On the surface, a simple solution would be to suspend him for the season and move on, but it’s not that simple in the salary cap world. If the team suspends him, that $5 million cap hit remains on the books. With the team looking to return to the Stanley Cup Finals, that money could be spent on a player that actually wants to suit up for the Bruins.
If this were the first incident of Thomas behaving in a selfish manner it would be much easier to give him the benefit of the doubt. But to think that he just realized at 38 years of age that his chosen profession would keep him away from “friends, family and faith” as he indicated on his facebook page seems like a stretch.
I hate to say it, but his words ring hollow on this one. This is the same man who chose to forgo a team trip to the White House when the team was honored for their Stanley Cup victory. This is the same player that an unnamed team source referred to as a [expletive] selfish [expletive]. This is the same player that the team had to pull from a charity event due to the uproar he created by skipping the White House trip.
As I said, his words ring hollow here and his actions seem, at best, to be the equivalent of a child standing in the middle of the room and holding their breath until they get what they want and what Thomas seems to want is for all eyes to be on him.
The funny part is that the Bruins do not need Tim Thomas. Tuukka Rask is the goalie of the future and if they don’t feel they can trust Anton Khudobin to be a sufficient backup, they can pursue a different route via trade or free agency.

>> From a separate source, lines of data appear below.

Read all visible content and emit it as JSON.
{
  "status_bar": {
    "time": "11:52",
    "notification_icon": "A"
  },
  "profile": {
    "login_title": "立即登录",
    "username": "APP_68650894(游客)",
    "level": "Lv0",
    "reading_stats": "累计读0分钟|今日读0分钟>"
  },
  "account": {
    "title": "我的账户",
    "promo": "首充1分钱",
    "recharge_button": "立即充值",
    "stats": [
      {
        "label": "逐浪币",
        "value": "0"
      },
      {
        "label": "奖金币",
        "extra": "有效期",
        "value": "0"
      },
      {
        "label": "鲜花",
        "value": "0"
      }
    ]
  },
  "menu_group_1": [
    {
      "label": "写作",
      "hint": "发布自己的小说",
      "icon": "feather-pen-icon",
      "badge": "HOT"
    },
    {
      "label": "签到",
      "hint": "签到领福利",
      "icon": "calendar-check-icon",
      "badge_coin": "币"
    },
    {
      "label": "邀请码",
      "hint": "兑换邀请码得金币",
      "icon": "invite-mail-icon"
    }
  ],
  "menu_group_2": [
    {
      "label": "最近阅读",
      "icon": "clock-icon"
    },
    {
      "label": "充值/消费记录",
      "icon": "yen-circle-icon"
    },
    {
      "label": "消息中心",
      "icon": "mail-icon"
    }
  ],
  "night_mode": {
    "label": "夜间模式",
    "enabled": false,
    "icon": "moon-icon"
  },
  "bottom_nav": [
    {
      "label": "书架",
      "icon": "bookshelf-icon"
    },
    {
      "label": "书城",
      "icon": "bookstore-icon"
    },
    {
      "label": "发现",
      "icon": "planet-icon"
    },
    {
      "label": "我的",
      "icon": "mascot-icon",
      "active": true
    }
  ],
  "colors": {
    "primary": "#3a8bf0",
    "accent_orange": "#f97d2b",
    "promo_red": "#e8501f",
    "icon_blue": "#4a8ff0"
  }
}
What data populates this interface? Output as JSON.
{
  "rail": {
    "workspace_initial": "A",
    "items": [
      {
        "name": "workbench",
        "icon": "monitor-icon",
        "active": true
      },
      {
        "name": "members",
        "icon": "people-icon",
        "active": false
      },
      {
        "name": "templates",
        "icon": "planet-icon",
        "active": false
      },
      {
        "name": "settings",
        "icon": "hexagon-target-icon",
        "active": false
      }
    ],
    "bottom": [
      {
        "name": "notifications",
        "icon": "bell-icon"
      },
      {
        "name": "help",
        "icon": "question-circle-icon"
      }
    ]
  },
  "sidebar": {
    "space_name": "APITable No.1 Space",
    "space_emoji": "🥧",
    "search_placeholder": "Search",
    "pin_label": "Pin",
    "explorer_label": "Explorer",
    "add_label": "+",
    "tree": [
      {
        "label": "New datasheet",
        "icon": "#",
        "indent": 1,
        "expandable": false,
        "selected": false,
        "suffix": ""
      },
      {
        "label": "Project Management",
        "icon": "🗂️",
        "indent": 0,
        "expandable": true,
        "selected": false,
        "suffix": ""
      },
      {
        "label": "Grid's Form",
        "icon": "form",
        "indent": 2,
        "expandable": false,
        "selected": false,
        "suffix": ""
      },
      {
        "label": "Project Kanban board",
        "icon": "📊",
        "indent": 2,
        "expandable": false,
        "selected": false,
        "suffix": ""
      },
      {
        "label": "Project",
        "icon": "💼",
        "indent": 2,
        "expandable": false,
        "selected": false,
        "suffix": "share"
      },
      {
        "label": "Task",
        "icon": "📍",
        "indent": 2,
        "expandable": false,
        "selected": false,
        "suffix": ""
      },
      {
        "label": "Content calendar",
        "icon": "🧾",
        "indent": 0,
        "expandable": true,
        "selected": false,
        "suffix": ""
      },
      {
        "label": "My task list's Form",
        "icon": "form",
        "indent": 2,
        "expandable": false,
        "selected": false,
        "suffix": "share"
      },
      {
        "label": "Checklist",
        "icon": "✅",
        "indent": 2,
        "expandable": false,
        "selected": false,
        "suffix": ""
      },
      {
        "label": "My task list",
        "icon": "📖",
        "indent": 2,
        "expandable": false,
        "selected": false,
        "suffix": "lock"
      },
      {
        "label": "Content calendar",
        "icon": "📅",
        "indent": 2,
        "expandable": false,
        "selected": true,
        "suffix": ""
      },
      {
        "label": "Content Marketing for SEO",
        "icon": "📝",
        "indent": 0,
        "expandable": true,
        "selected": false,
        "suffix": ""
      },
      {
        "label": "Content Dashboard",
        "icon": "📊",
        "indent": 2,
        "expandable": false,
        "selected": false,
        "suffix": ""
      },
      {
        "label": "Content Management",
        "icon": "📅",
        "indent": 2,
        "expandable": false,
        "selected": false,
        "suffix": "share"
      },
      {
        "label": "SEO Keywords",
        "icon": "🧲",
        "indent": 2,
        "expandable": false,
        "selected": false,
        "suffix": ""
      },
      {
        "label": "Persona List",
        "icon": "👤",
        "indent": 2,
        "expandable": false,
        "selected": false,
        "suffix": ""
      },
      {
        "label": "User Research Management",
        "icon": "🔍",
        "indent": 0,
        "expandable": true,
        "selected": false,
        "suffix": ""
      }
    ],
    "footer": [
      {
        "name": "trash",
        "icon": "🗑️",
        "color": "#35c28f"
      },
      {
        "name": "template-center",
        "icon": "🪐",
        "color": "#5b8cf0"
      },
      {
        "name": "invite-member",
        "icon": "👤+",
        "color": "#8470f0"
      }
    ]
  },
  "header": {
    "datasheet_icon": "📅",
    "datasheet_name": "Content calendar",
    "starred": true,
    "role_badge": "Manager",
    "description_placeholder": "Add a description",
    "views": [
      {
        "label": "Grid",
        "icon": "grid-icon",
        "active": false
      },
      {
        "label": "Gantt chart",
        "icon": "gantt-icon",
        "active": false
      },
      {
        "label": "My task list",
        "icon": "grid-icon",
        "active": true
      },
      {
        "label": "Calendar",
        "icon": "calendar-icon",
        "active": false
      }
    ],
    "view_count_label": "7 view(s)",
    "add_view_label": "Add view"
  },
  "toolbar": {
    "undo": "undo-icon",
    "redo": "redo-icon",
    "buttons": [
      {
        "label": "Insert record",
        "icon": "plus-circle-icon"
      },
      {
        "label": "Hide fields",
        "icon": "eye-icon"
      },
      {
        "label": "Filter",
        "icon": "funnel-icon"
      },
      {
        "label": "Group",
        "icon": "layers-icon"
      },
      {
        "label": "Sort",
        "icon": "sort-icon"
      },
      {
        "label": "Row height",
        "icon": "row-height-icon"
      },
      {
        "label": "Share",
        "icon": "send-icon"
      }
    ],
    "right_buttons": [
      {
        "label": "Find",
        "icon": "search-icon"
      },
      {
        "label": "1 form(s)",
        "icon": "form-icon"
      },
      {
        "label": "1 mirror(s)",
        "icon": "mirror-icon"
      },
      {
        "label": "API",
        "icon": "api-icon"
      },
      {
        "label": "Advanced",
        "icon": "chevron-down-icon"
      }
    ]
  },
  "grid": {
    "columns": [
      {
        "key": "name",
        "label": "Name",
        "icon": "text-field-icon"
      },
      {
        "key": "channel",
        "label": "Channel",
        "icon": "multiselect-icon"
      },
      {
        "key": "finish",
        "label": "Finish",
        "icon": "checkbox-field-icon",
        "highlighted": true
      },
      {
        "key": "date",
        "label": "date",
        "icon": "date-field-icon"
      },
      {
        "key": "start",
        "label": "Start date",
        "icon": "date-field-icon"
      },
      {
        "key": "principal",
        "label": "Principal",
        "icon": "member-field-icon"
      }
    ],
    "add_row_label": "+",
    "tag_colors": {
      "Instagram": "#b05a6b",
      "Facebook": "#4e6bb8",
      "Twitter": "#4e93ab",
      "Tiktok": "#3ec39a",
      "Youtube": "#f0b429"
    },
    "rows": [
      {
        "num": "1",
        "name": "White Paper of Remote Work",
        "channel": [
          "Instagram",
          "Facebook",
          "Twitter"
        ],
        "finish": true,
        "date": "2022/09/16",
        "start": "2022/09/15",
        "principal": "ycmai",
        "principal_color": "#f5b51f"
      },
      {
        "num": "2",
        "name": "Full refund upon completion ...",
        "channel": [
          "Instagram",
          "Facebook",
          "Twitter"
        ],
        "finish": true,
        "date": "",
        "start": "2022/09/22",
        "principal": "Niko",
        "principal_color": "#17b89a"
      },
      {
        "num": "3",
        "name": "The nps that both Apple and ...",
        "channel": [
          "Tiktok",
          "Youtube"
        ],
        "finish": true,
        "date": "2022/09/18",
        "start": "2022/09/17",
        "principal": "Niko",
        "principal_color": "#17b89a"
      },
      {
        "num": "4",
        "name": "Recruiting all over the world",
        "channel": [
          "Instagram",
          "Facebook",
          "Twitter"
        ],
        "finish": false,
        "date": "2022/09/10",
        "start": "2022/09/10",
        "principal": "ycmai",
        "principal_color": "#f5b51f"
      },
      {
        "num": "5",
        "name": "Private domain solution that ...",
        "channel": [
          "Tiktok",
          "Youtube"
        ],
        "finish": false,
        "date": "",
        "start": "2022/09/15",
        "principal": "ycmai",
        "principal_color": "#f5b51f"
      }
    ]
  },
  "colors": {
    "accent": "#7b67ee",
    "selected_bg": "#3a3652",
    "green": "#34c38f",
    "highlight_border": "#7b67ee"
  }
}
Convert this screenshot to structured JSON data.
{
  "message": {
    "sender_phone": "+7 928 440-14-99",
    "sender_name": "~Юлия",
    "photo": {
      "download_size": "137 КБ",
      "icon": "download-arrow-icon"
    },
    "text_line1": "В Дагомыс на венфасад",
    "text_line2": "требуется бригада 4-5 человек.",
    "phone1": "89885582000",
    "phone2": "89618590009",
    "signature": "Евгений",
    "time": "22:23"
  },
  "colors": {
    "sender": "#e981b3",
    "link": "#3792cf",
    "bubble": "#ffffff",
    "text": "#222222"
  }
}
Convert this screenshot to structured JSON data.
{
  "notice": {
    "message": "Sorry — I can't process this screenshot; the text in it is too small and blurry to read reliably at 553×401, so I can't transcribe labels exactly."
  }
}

What this talk of sitting out does is weaken the Bruins' position in trading Thomas. With his baggage there are probably a few teams that will take on the final year of his contract, but don’t expect them to offer anything significant in a trade.
The Bruins need to thank Thomas for his service, trade him for whatever they can get and move on, putting all of this selfishness behind them and focusing on moving forward. Thomas may have been the goaltender that led the team to the Cup in 2011, but his actions have assured that he will never be a favorite son of Boston. There’s no way that his name will be mentioned among Bourque's, Orr's and Neely's. He’ll be a footnote, a player that put himself above the team.
In a world where goaltenders are often looked upon as “headcases,” Tim Thomas is doing a great job at setting the bar even higher.